Hyderabad: The Telangana state government has decided not to take back on duty those RTC employees and workers who fail to report to duty by Tuesday midnight. The state government has firmed up its view that a good opportunity has been given by it to striking RTC workers to join duties before the midnight deadline.

It was now up to RTC workers and employees whether to join duties before the deadline or continue the strike and lose their jobs, and consequently put their families to hardships. The government has made it clear that if striking employees do not join duties before the expiry of the deadline, private buses would be given permits in remaining 5,000 routes also, and mark the end of an entity called TSRTC.

Chief Minister K. Chandrashekar Rao held a review meeting on Monday, in the backdrop of the ongoing RTC strike and the High Court’s hearings and observations of the two-judge Bench on the matter.

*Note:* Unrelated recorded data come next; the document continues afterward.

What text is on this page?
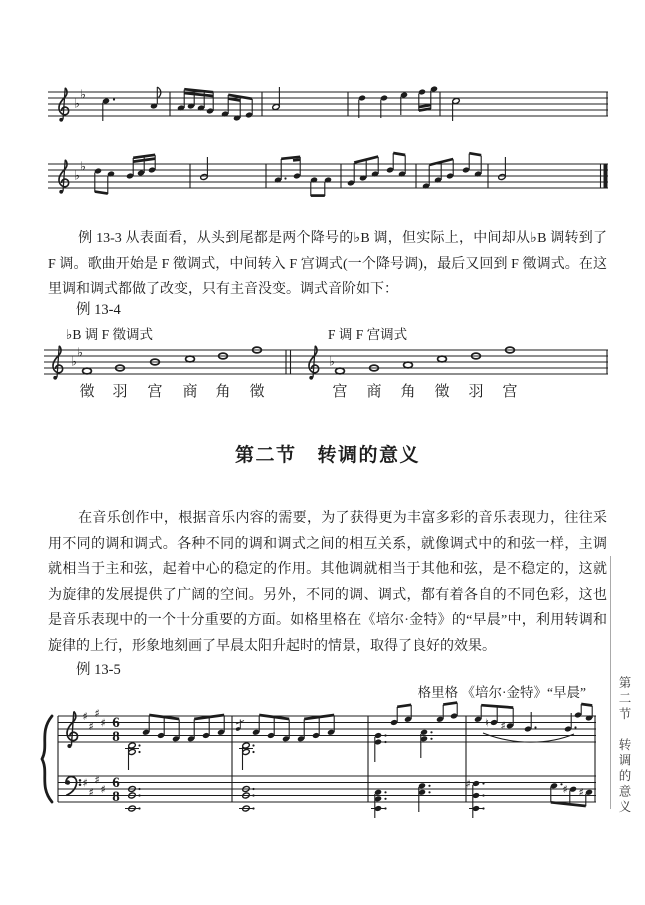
♭
♭
♭
♭
例 13-3 从表面看，从头到尾都是两个降号的♭B 调，但实际上，中间却从♭B 调转到了 F 调。歌曲开始是 F 徵调式，中间转入 F 宫调式(一个降号调)，最后又回到 F 徵调式。在这里调和调式都做了改变，只有主音没变。调式音阶如下：
例 13-4
♭B 调 F 徵调式	F 调 F 宫调式
♭
♭
♭
徵 羽 宫 商 角 徵	宫 商 角 徵 羽 宫
第二节 转调的意义
在音乐创作中，根据音乐内容的需要，为了获得更为丰富多彩的音乐表现力，往往采用不同的调和调式。各种不同的调和调式之间的相互关系，就像调式中的和弦一样，主调就相当于主和弦，起着中心的稳定的作用。其他调就相当于其他和弦，是不稳定的，这就为旋律的发展提供了广阔的空间。另外，不同的调、调式，都有着各自的不同色彩，这也是音乐表现中的一个十分重要的方面。如格里格在《培尔·金特》的“早晨”中，利用转调和旋律的上行，形象地刻画了早晨太阳升起时的情景，取得了良好的效果。
例 13-5
格里格 《培尔·金特》“早晨”
♯
♯
♯
♯
♯
♯
♯
♯
6
8
6
8
♮ ♯
♯	♯ ♯	第二节　转调的意义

A discussion was held to devise a counter-strategy. Advice was taken from legal experts on various scenarios. Labour laws and the central government’s Motor Vehicle Act were examined. The unanimous decision that emerged from the meeting was that deadline given to RTC employees to join duties would expire Tuesday midnight.

The future of workers and their families lies solely in the hands of employees, who must join work to protect their jobs. The labour department had already declared the ongoing RTC strike as illegal and submitted a report in this regard. Despite the strike being illegal, the government had acted with lot of benevolence and lenience.

If the opportunity given was not utilised, workers could not place the onus of blame on anyone else. If the workers do not join duties, the fault lies with them. The government had emphatically resolved that there was no question of taking back any employee back after Tuesday midnight.

The government would sternly implement its decision to give permits to private buses to ply in all remaining 5,000 routes. In fact, if workers fail to join duty by mid night, the government would start the process of issuing permits on the next day itself. Telangana would become an RTC-less state by midnight, if workers do not join, the meeting observed.

“Either way the High Court verdict goes, having come this far on the matter, either the RTC or the government would appeal against it in the Supreme Court. Once the case goes to the Supreme Court, the matter would be delayed further. Going by past experiences, the case may drag on for months or years to come, becoming a never-ending battle, which will do the workers no good,” the meeting opined.